At this point, most of us know how to avoid Nigerian scams in our email. But a far more insidious scam seems to have hit Britain far harder than we ever thought — by targeting the dateless and lonely.
It's a far simpler scam than convincing someone that you're a deposed millionaire princeling who needs help laundering money. You simply start a long distance relationship with someone through a social networking or online dating site, and then after an appropriate amount of time playing the part, you convince them you're in dire financial need, and get them to send you some money.
After all, we've all heard stories of couples who met online and courted across the world, only meeting after years and then living happily ever after.
In a recent study, media researchers at the University of Leicester estimated that some 200,000 Britons have fallen for the scam, many more than previously thought. And yet, few people alert the authorities when they realize they've been scammed. Maybe they're embarrassed, or maybe they think their online grifter-sweeties are real, but the Serious Organised Crime Agency has only identified 592 victims in the last year, of which 203 lost more than £5,000 — and some as high as £240,000.

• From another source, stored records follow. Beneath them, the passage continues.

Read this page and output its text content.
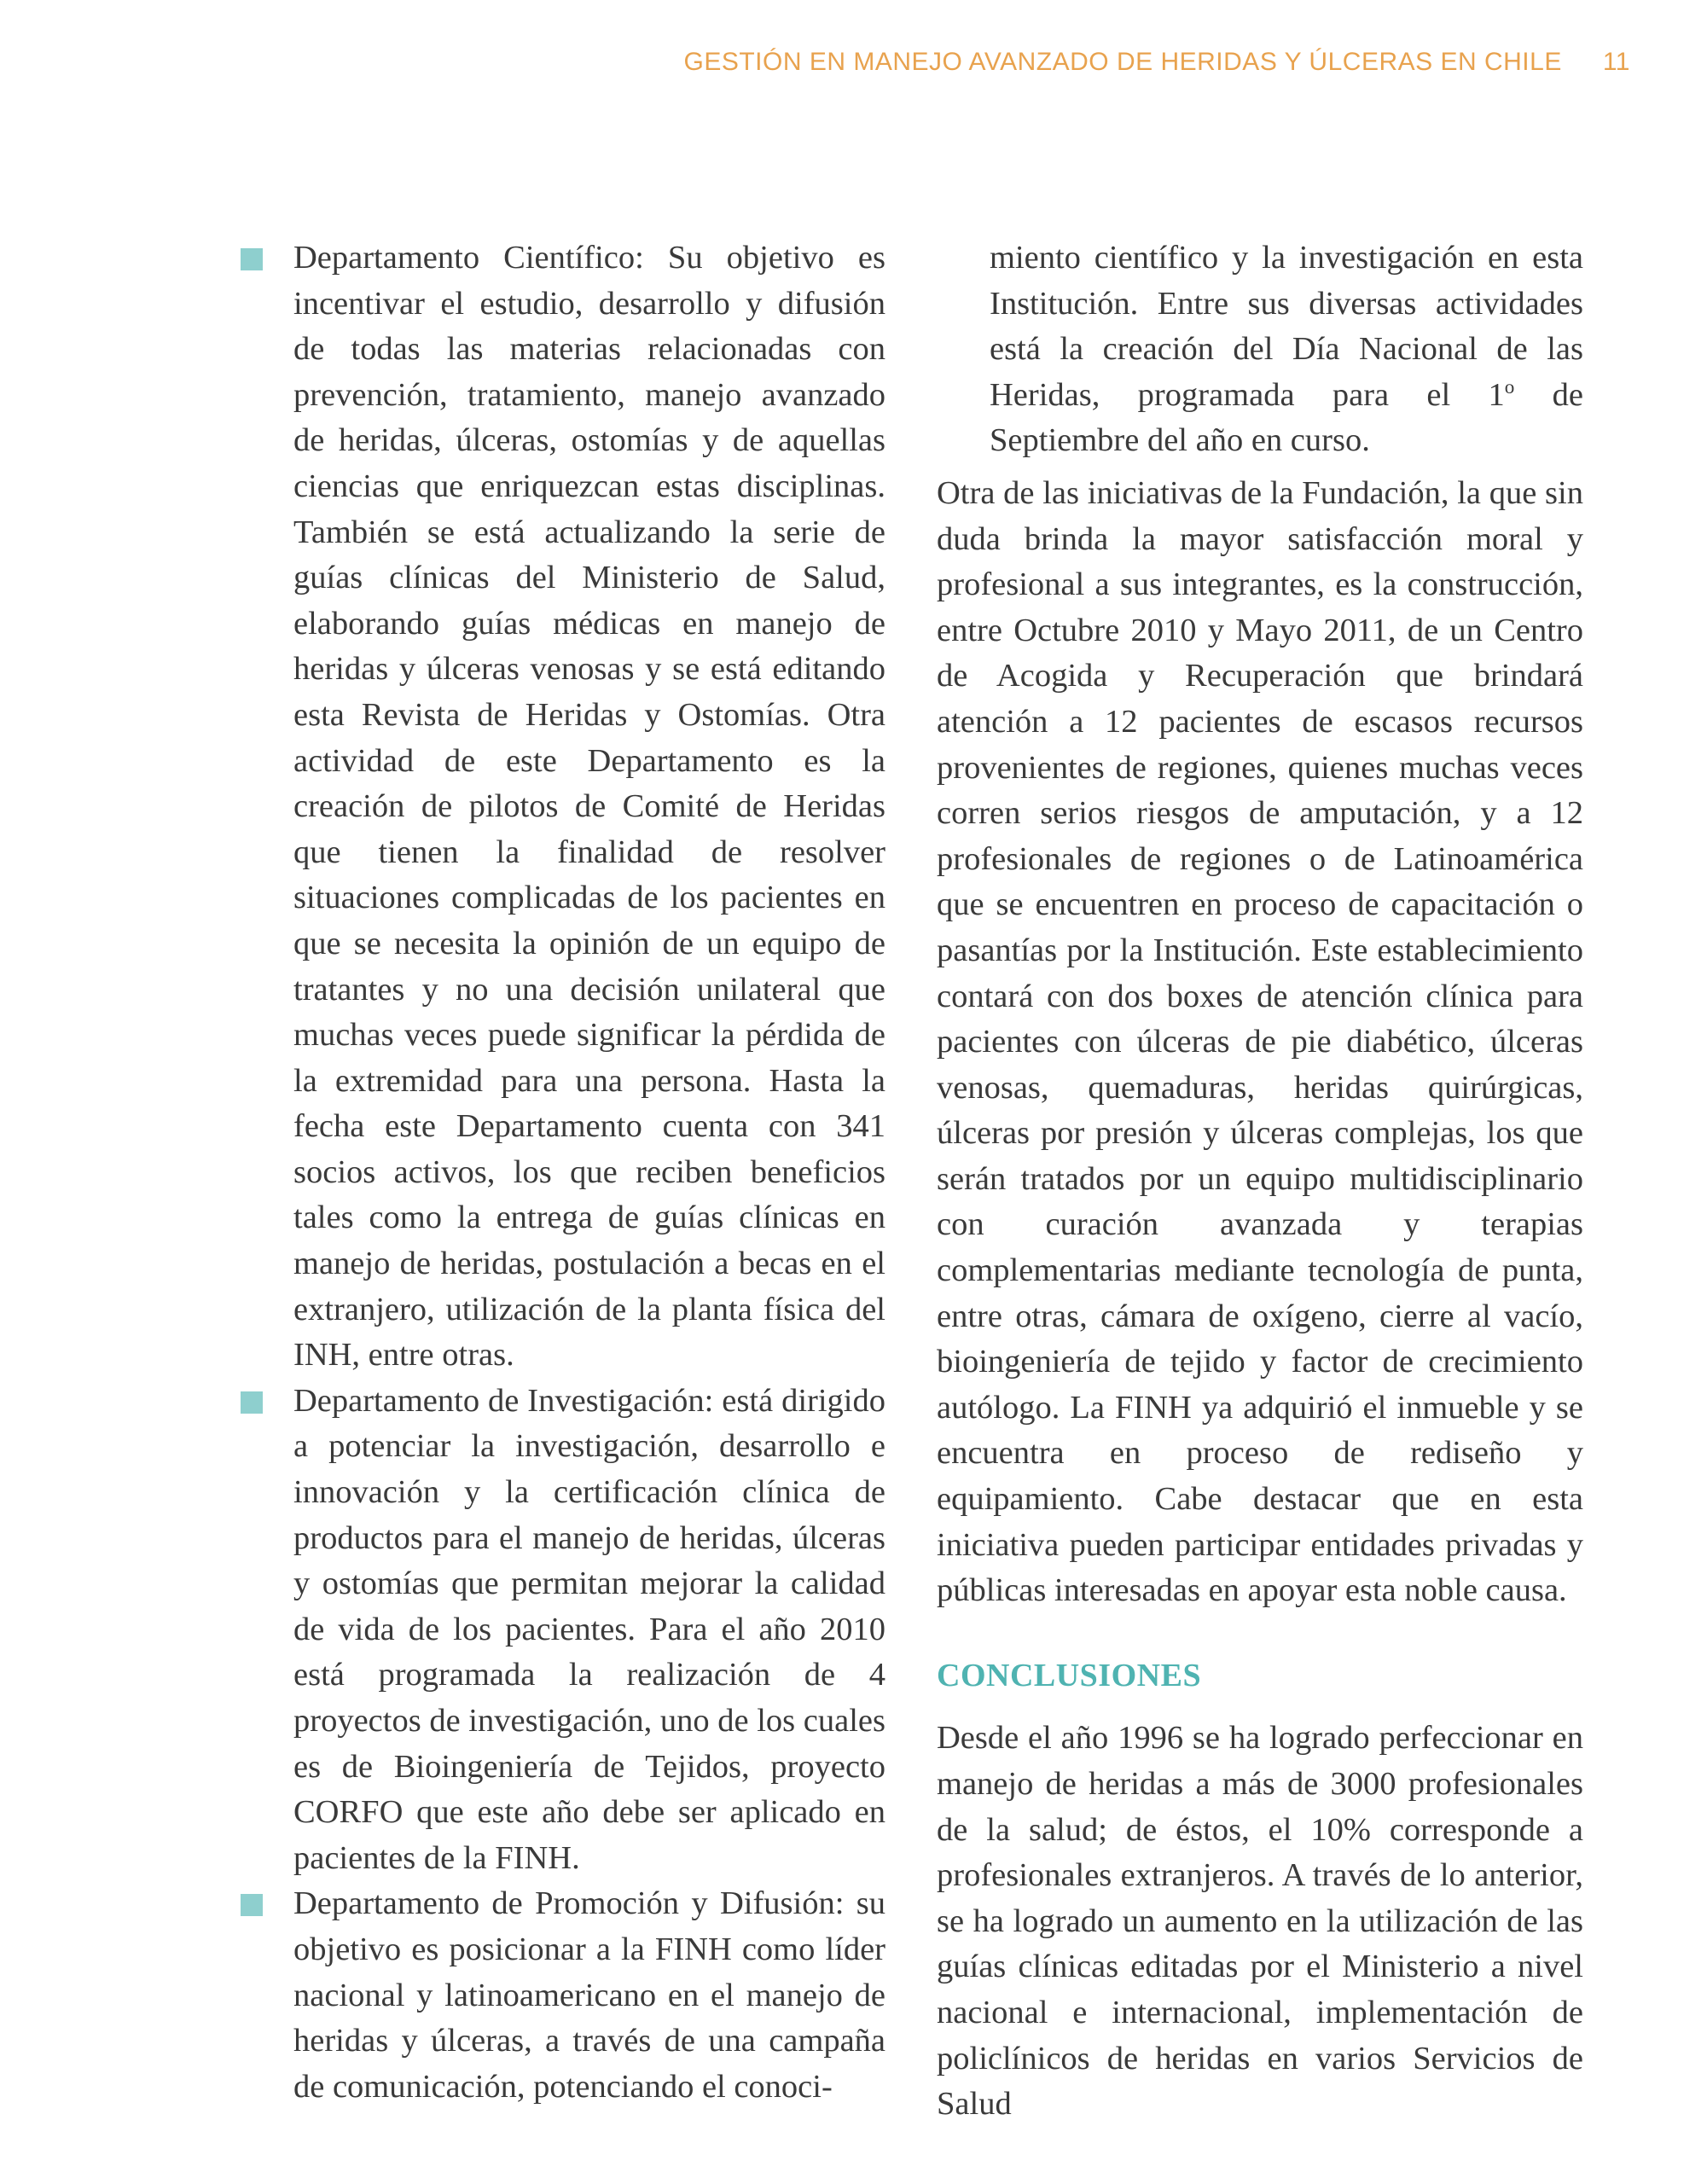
GESTIÓN EN MANEJO AVANZADO DE HERIDAS Y ÚLCERAS EN CHILE 11

Departamento Científico: Su objetivo es incentivar el estudio, desarrollo y difusión de todas las materias relacionadas con prevención, tratamiento, manejo avanzado de heridas, úlceras, ostomías y de aquellas ciencias que enriquezcan estas disciplinas. También se está actualizando la serie de guías clínicas del Ministerio de Salud, elaborando guías médicas en manejo de heridas y úlceras venosas y se está editando esta Revista de Heridas y Ostomías. Otra actividad de este Departamento es la creación de pilotos de Comité de Heridas que tienen la finalidad de resolver situaciones complicadas de los pacientes en que se necesita la opinión de un equipo de tratantes y no una decisión unilateral que muchas veces puede significar la pérdida de la extremidad para una persona. Hasta la fecha este Departamento cuenta con 341 socios activos, los que reciben beneficios tales como la entrega de guías clínicas en manejo de heridas, postulación a becas en el extranjero, utilización de la planta física del INH, entre otras.

Departamento de Investigación: está dirigido a potenciar la investigación, desarrollo e innovación y la certificación clínica de productos para el manejo de heridas, úlceras y ostomías que permitan mejorar la calidad de vida de los pacientes. Para el año 2010 está programada la realización de 4 proyectos de investigación, uno de los cuales es de Bioingeniería de Tejidos, proyecto CORFO que este año debe ser aplicado en pacientes de la FINH.

Departamento de Promoción y Difusión: su objetivo es posicionar a la FINH como líder nacional y latinoamericano en el manejo de heridas y úlceras, a través de una campaña de comunicación, potenciando el conoci-

miento científico y la investigación en esta Institución. Entre sus diversas actividades está la creación del Día Nacional de las Heridas, programada para el 1$^o$ de Septiembre del año en curso.

Otra de las iniciativas de la Fundación, la que sin duda brinda la mayor satisfacción moral y profesional a sus integrantes, es la construcción, entre Octubre 2010 y Mayo 2011, de un Centro de Acogida y Recuperación que brindará atención a 12 pacientes de escasos recursos provenientes de regiones, quienes muchas veces corren serios riesgos de amputación, y a 12 profesionales de regiones o de Latinoamérica que se encuentren en proceso de capacitación o pasantías por la Institución. Este establecimiento contará con dos boxes de atención clínica para pacientes con úlceras de pie diabético, úlceras venosas, quemaduras, heridas quirúrgicas, úlceras por presión y úlceras complejas, los que serán tratados por un equipo multidisciplinario con curación avanzada y terapias complementarias mediante tecnología de punta, entre otras, cámara de oxígeno, cierre al vacío, bioingeniería de tejido y factor de crecimiento autólogo. La FINH ya adquirió el inmueble y se encuentra en proceso de rediseño y equipamiento. Cabe destacar que en esta iniciativa pueden participar entidades privadas y públicas interesadas en apoyar esta noble causa.

CONCLUSIONES

Desde el año 1996 se ha logrado perfeccionar en manejo de heridas a más de 3000 profesionales de la salud; de éstos, el 10% corresponde a profesionales extranjeros. A través de lo anterior, se ha logrado un aumento en la utilización de las guías clínicas editadas por el Ministerio a nivel nacional e internacional, implementación de policlínicos de heridas en varios Servicios de Salud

The scams are usually run by organized crime from outside the UK, and even when operators can't convince their victims to hand over the cash, the scammers involve them in money laundering using their bank accounts.
Of the study, lead researcher Professor Monica Whitty said:
"This is a concern not solely because people are losing large sums of money to these criminals, but also because of the psychological impact experienced by victims of this crime. It is our view that the trauma caused by this scam is worse than any other, because of the 'double hit' experienced by the victims – loss of monies and a 'romantic relationship'. It may well be that the shame and upset experienced by the victims deters them from reporting the crime. We thus believe new methods of reporting the crime are needed."
Luckily, more than 50% of those studied were aware of the scam, so all that remains is for the remainder to start getting suspicious when their hunky Italian boyfriend starts asking for a few thousand quid, and hopefully this scam will start to die out.